Tahvil piyasalarında resesyon ve enflasyon tasası
Tahvil piyasalarında resesyon ve enflasyon telaşıDünya genelinde devam eden enflasyonist baskı, Rusya-Ukrayna ortasında devam eden savaş …
Tahvil piyasalarında resesyon ve enflasyon telaşı
Dünya genelinde devam eden enflasyonist baskı, Rusya-Ukrayna ortasında devam eden savaş, resesyon telaşı ve Fed’in faiz artırımına gideceği beklentisi Nisan ayında tahvil piyasalarından çıkışları hızlandırdı.
Yatırımcılar, ABD’de görülen yüksek enflasyon sebebiyle ABD Merkez Bankası’nın (Fed) güçlü bir faiz artırımına gitmesine hazırlanırken, öbür gelişmiş ülke merkez bankalarının nakdî sıkılaştırmaya gitmesi öngörülüyor. Merkez bankalarının atacağı muhtemel adımlar dünya genelinde tahvil fiyatlarının sert düşmesine, getirilerin ise süratle yükselmesine sebep oldu.
ABD 10 yıllık tahvil getirisi, pazartesi günü doruğa ulaşmasının akabinde yüzde 3’te süreç gördü. Ayrıyeten, Almanya’nın gösterge oranı 2015’ten bu yana birinci sefer yüzde 1’in üzerini görürken, İngiltere’de tahvil getirisi de yüzde 2’nin üzerine çıktı. Avustralya’da 3 yıllık tahvil getirileri, Avustralya Merkez Bankası’nın faiz oranlarını piyasa beklentilerinin üzerinde artırmasının akabinde 2014’ten bu yana birinci sefer yüzde 3’ü aştı.

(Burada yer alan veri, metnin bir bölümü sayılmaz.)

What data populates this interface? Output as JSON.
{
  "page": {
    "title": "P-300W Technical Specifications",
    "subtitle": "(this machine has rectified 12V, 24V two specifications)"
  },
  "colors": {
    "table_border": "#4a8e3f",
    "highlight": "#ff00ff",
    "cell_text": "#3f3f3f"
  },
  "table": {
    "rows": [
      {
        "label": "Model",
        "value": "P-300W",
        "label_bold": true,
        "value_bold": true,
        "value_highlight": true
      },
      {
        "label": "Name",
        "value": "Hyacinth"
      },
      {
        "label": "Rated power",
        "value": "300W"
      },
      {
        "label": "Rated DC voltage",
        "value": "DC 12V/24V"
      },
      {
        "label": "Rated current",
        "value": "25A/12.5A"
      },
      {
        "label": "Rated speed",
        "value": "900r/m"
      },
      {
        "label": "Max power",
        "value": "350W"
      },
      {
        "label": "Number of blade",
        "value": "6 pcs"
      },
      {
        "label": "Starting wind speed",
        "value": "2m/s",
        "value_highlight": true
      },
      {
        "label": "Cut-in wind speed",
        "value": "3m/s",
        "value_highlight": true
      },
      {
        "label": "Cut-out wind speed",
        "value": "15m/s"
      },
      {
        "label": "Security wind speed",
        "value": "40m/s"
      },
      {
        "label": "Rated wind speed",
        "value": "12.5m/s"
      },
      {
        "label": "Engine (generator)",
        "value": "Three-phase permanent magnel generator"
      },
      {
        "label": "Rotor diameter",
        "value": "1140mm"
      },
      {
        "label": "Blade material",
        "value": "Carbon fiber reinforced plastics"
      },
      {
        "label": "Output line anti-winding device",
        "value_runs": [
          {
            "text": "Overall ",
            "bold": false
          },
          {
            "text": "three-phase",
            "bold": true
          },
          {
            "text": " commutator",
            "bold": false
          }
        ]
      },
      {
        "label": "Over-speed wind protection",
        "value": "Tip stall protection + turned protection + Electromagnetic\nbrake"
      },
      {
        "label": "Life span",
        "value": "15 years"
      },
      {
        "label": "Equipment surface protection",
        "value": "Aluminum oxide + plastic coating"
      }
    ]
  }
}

Öbür taraftan, S&P 500 ve Nasdaq 100 endekslerindeki vadeli süreçler en az yüzde 0,1 oranında yükselirken, Avrupa Borsalarında süreç gören Stoxx Europe 600 gösterge endeksi yüzde 0,6 arttı.
Yatırımcıların, global tahvillerin hala yüksek olması sebebiyle pay senetlerine istek gösterdiği gözlemleniyor. Piyasalar için kilit soru ise, Çin’de uygulanan Kovid-19 karantinası ve Rusya-Ukrayna savaşı büyüme üzerinde risk oluştururken, global iktisadın daha sıkı finansal şartlara geçişi karşılayıp karşılayamayacağı oldu.